Les Études-Tableaux op.33, de 1911, sont bien différentes. Le romantisme s'éloigne à la faveur d'un langage harmonique plus audacieux et d'un renforcement de la composante rythmique avec des ruptures inattendues qui rapprochent Rachmaninov de Prokofiev et de Stravinsky. On a disserté sur l’appellation d'« Étude -Tableaux », pour dire de manière un peu courte qu'il s'agissait d'études de tableaux. Mais ce qui vaudra pour le second recueil de l'op.39 l'est peu s'agissant de l'op.33 dont les pièces sont proches de préludes. Alexander Paley joue les six pièces (sur huit) que l'auteur a souhaité publier, les Nos3 & 4 ayant été retirées. La première hésite entre martial et grotesque. La 2ème est lyrique de son ondoiement mélodique à la main droite. La 5ème, ''Non allegro – Presto'' déploie une course vertigineuse de la main droite et des sauts d'octaves audacieux. Allegro con fuoco, la N°6 évoque quelque fête avec fanfares par une écriture chargée et en déhanchement qui peut faire penser à Petrouchka. Toute en contraste, la 7ème se distingue par son économie de moyens. Le chant y est partagé entre les deux mains et comporte une sorte de cadence au médian. La 8ème ''Grave'' reste la plus dramatique de la série, offrant rythme pointé déclamatoire, effets carillonnants très percussifs, volées d'arpèges de la main gauche.

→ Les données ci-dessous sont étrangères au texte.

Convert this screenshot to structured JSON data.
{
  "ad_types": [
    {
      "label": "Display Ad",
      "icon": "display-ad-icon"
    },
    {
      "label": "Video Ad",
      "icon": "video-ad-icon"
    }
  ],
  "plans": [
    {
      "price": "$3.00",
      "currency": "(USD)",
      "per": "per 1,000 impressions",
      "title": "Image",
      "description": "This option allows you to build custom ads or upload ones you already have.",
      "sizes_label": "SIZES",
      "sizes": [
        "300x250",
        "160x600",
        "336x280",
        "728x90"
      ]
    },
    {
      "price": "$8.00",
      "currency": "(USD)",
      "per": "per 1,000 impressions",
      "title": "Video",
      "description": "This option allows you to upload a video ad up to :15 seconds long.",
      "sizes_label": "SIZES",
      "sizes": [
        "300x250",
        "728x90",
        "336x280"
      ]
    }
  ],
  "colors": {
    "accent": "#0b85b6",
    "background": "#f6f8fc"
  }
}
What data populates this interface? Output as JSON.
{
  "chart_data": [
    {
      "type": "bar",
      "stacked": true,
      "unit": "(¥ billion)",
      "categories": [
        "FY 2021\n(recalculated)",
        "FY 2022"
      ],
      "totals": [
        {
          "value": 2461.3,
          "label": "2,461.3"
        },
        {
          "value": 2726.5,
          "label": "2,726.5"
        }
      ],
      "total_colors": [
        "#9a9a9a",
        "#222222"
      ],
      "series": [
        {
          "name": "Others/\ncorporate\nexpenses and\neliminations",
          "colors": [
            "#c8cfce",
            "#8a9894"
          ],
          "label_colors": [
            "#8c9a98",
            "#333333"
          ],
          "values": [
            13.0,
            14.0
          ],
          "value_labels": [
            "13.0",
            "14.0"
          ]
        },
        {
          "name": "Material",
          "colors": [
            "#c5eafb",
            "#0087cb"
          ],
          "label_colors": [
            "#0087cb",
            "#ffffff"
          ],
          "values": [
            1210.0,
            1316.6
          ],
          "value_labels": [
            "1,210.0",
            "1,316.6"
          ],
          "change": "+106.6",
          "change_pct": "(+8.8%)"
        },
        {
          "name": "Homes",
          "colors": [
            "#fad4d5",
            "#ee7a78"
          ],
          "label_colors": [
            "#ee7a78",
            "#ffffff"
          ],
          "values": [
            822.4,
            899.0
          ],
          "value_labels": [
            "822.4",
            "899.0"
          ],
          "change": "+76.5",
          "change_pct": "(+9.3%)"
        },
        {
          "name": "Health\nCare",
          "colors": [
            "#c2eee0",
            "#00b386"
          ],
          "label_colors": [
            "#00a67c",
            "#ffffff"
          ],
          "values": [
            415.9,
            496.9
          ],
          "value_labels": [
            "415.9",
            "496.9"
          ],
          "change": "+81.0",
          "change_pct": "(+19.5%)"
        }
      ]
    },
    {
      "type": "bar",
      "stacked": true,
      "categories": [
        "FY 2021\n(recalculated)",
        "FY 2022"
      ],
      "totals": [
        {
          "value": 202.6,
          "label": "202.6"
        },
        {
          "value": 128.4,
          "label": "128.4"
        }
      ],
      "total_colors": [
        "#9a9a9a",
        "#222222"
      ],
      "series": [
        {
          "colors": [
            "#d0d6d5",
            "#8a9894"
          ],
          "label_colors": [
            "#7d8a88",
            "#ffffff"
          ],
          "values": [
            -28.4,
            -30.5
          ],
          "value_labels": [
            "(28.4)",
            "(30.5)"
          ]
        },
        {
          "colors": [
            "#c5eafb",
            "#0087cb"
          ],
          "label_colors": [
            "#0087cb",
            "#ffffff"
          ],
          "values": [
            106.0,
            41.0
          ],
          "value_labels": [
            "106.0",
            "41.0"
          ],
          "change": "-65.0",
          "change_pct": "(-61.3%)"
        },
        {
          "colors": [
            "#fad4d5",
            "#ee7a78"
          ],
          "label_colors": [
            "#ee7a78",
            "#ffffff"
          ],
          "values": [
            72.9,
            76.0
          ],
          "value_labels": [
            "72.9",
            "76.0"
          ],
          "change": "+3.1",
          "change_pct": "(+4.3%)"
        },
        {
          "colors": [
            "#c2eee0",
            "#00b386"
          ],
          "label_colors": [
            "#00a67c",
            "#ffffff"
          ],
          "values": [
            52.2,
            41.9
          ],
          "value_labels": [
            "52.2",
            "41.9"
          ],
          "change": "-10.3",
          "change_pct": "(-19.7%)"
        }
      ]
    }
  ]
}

La formidable maîtrise digitale d'Alexander Paley, nantie d'un usage efficace de la pédale, autorise un large nuancier dynamique, qui évite cependant toute dureté. Ce que la prise de son, à l’Église Protestante luthérienne de Bon-Secours à Paris, magnifie par une ambiance généreusement résonnante. Et la palette de couleurs rend à Rachmaninov toutes ses vertus de mélodiste.